Obstáculos superáveis
Os negociadores ouvidos pela
Folha não vêem obstáculos insanáveis para fechar o texto, mas
deixam claro que um acordo não
deve tornar o documento excessivamente anódino. "É preciso dizer algo que represente uma efetiva mensagem política tanto sobre
coesão social como sobre multilateralismo", diz um deles.

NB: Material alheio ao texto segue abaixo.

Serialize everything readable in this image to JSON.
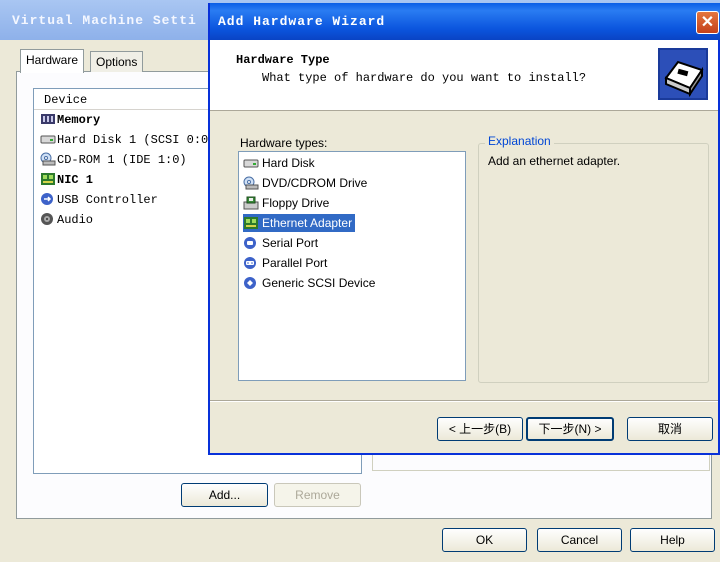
{
  "background_window": {
    "title": "Virtual Machine Setti",
    "tabs": [
      "Hardware",
      "Options"
    ],
    "device_header": "Device",
    "devices": [
      {
        "label": "Memory",
        "icon": "memory-icon"
      },
      {
        "label": "Hard Disk 1 (SCSI 0:0",
        "icon": "hard-disk-icon"
      },
      {
        "label": "CD-ROM 1 (IDE 1:0)",
        "icon": "cdrom-icon"
      },
      {
        "label": "NIC 1",
        "icon": "network-icon"
      },
      {
        "label": "USB Controller",
        "icon": "usb-icon"
      },
      {
        "label": "Audio",
        "icon": "audio-icon"
      }
    ],
    "add_label": "Add...",
    "remove_label": "Remove",
    "ok_label": "OK",
    "cancel_label": "Cancel",
    "help_label": "Help"
  },
  "wizard": {
    "title": "Add Hardware Wizard",
    "header_title": "Hardware Type",
    "header_subtitle": "What type of hardware do you want to install?",
    "list_label": "Hardware types:",
    "hardware_types": [
      {
        "label": "Hard Disk",
        "icon": "hard-disk-icon"
      },
      {
        "label": "DVD/CDROM Drive",
        "icon": "cdrom-icon"
      },
      {
        "label": "Floppy Drive",
        "icon": "floppy-icon"
      },
      {
        "label": "Ethernet Adapter",
        "icon": "network-icon",
        "selected": true
      },
      {
        "label": "Serial Port",
        "icon": "serial-port-icon"
      },
      {
        "label": "Parallel Port",
        "icon": "parallel-port-icon"
      },
      {
        "label": "Generic SCSI Device",
        "icon": "scsi-icon"
      }
    ],
    "explanation_title": "Explanation",
    "explanation_text": "Add an ethernet adapter.",
    "back_label": "< 上一步(B)",
    "next_label": "下一步(N) >",
    "cancel_label": "取消"
  },
  "colors": {
    "title_active": "#0a5ee6",
    "title_inactive": "#8eb1ea",
    "selection": "#316ac5",
    "explanation_title": "#0046d5"
  }
}
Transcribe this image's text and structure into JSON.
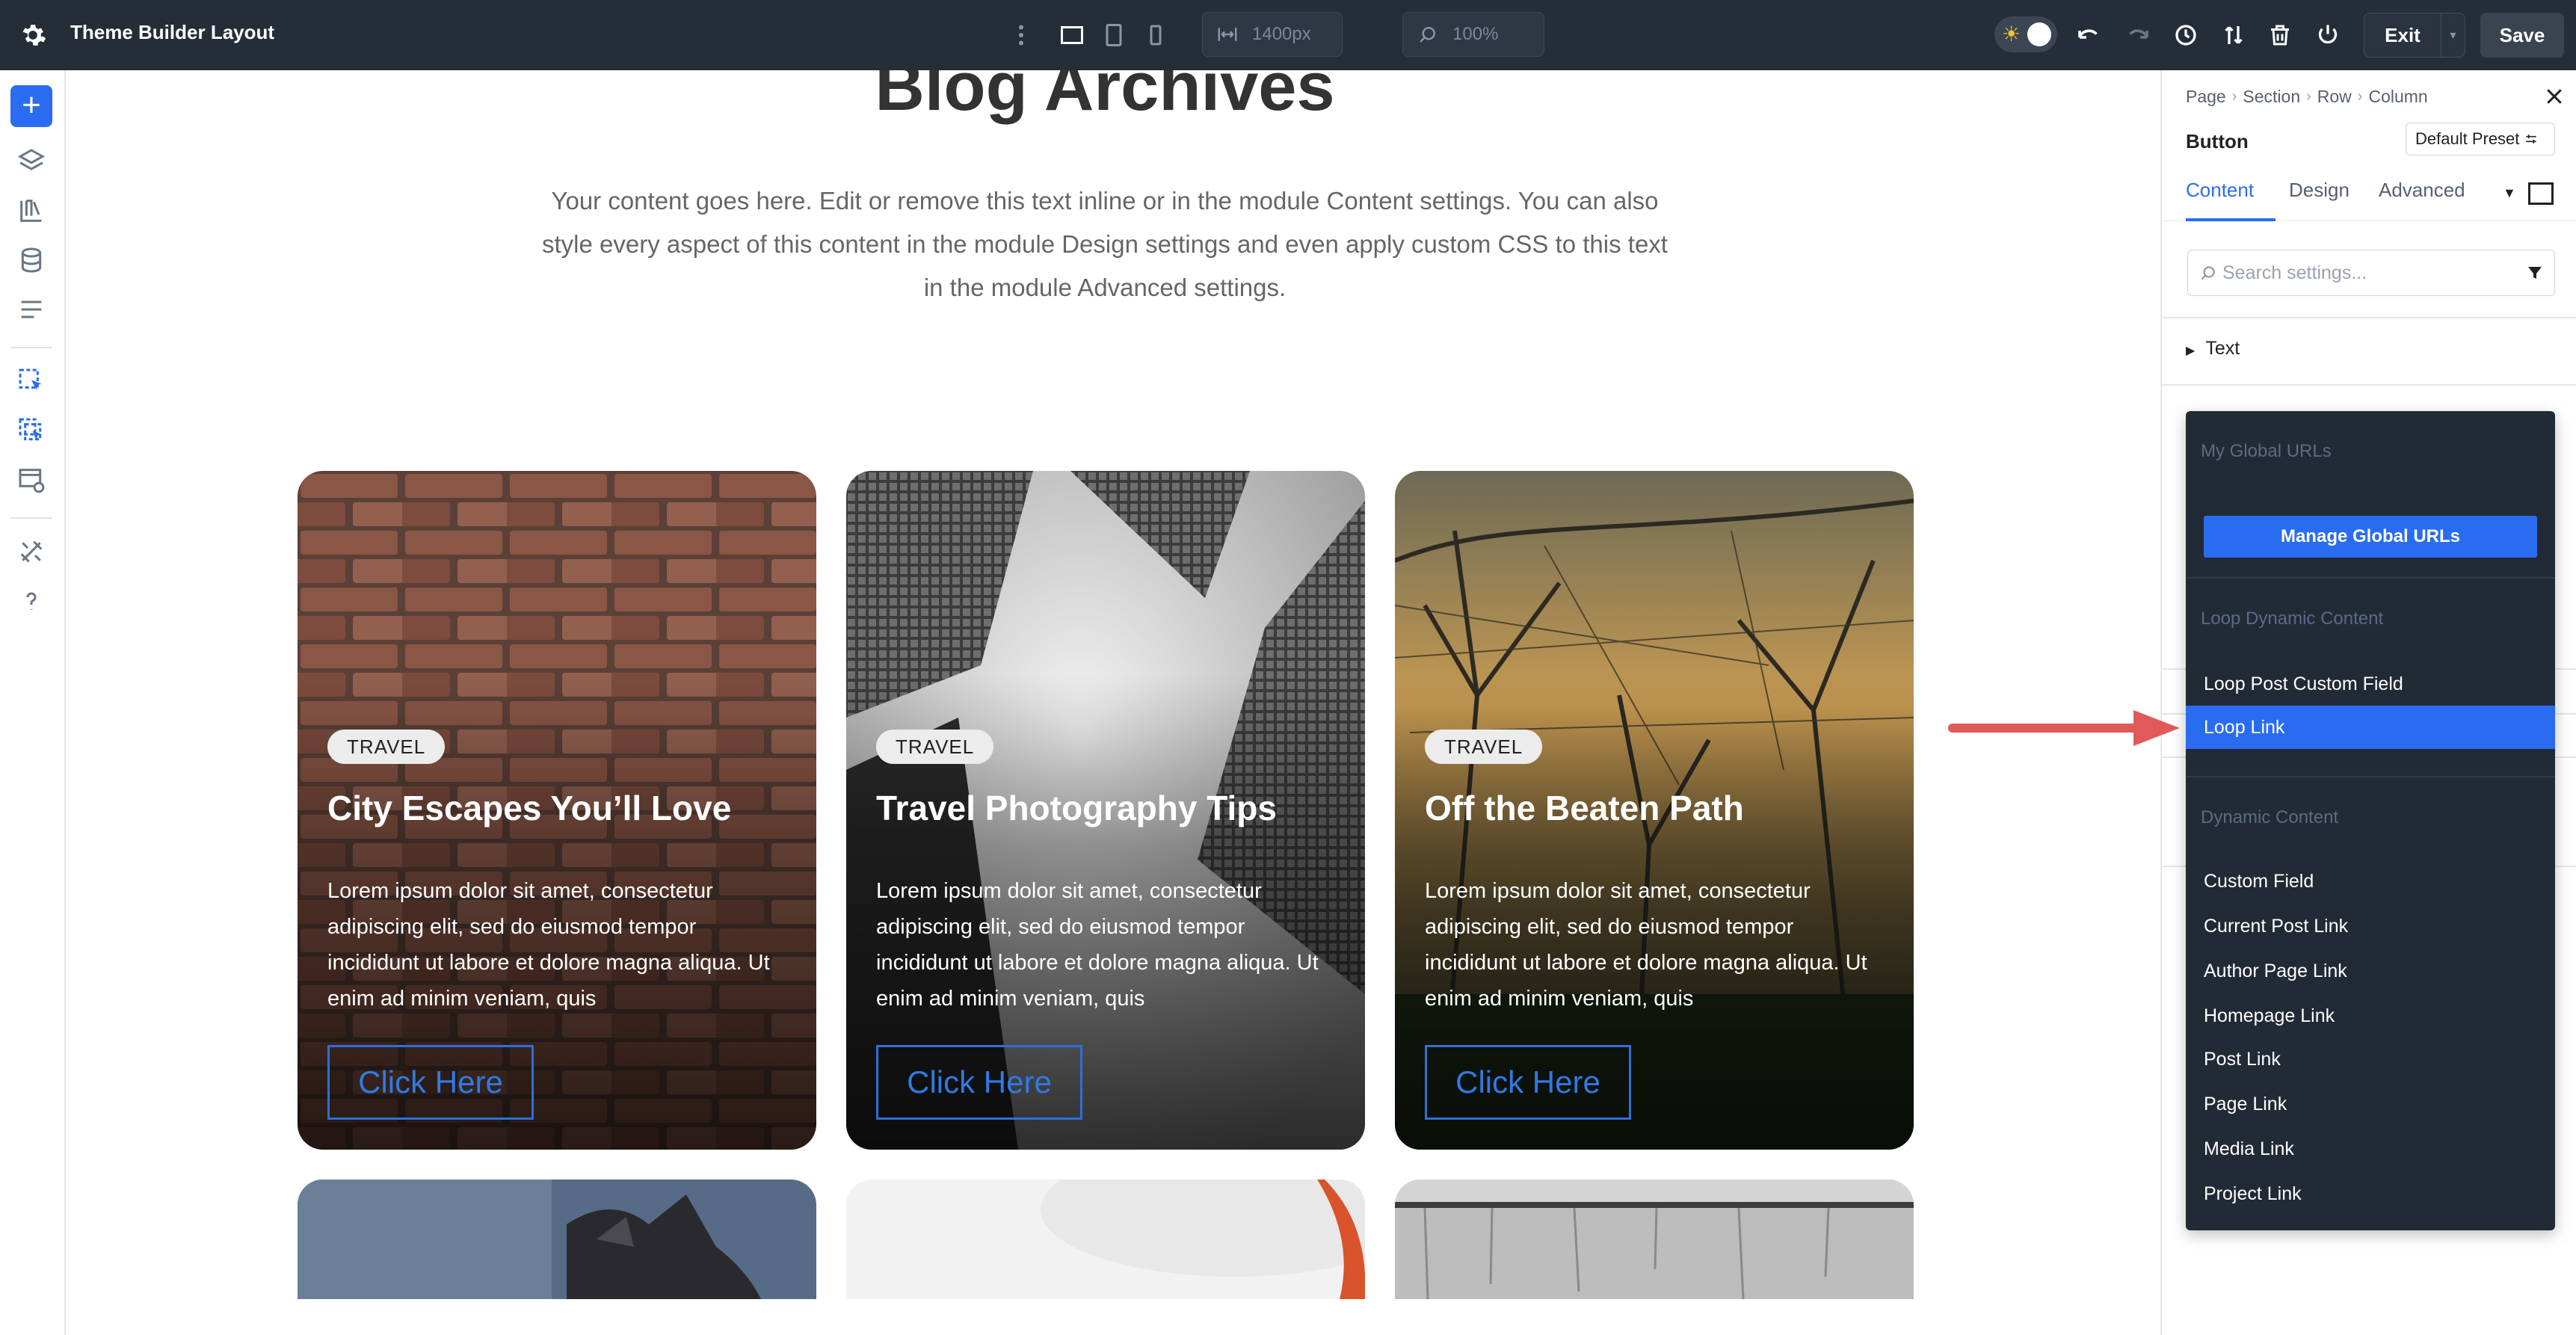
{
  "topbar": {
    "title": "Theme Builder Layout",
    "width_value": "1400px",
    "zoom_value": "100%",
    "exit_label": "Exit",
    "save_label": "Save"
  },
  "canvas": {
    "heading": "Blog Archives",
    "intro": "Your content goes here. Edit or remove this text inline or in the module Content settings. You can also style every aspect of this content in the module Design settings and even apply custom CSS to this text in the module Advanced settings.",
    "cards": [
      {
        "badge": "TRAVEL",
        "title": "City Escapes You’ll Love",
        "body": "Lorem ipsum dolor sit amet, consectetur adipiscing elit, sed do eiusmod tempor incididunt ut labore et dolore magna aliqua. Ut enim ad minim veniam, quis",
        "button": "Click Here"
      },
      {
        "badge": "TRAVEL",
        "title": "Travel Photography Tips",
        "body": "Lorem ipsum dolor sit amet, consectetur adipiscing elit, sed do eiusmod tempor incididunt ut labore et dolore magna aliqua. Ut enim ad minim veniam, quis",
        "button": "Click Here"
      },
      {
        "badge": "TRAVEL",
        "title": "Off the Beaten Path",
        "body": "Lorem ipsum dolor sit amet, consectetur adipiscing elit, sed do eiusmod tempor incididunt ut labore et dolore magna aliqua. Ut enim ad minim veniam, quis",
        "button": "Click Here"
      }
    ]
  },
  "panel": {
    "breadcrumb": [
      "Page",
      "Section",
      "Row",
      "Column"
    ],
    "title": "Button",
    "preset": "Default Preset",
    "tabs": [
      "Content",
      "Design",
      "Advanced"
    ],
    "active_tab": "Content",
    "search_placeholder": "Search settings...",
    "text_group": "Text"
  },
  "dropdown": {
    "global_header": "My Global URLs",
    "manage_button": "Manage Global URLs",
    "loop_header": "Loop Dynamic Content",
    "loop_items": [
      "Loop Post Custom Field",
      "Loop Link"
    ],
    "active_item": "Loop Link",
    "dynamic_header": "Dynamic Content",
    "dynamic_items": [
      "Custom Field",
      "Current Post Link",
      "Author Page Link",
      "Homepage Link",
      "Post Link",
      "Page Link",
      "Media Link",
      "Project Link"
    ]
  },
  "colors": {
    "accent": "#2a6cf0",
    "topbar_bg": "#252d38",
    "dropdown_bg": "#222a35",
    "annotation_arrow": "#e05a5a"
  }
}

A única parte já fechada é a que
trata do patrimônio birregional,
ou mais exatamente da cooperação entre os dois blocos, que de
fato tem se tornado mais e mais
importante. Nesse ponto, os europeus reconhecem os avanços, no
documento da Comissão ao Parlamento e ao Conselho:
"A União Européia, segundo
sócio comercial em importância
da América Latina, reforçou gradualmente seus vínculos econômicos e comerciais com essa região, de tal modo que o intercâmbio comercial mais que duplicou
no período entre 1990 e 2002", aumentando de 43,8 bilhões para
111,2 bilhões.
O documento de Guadalajara
fará menção também à expectativa de que o acordo comercial entre o Mercosul e a União Européia,
que está sendo finalizado, possa
ser assinado o mais breve possível
(em princípio, outubro é a data estabelecida).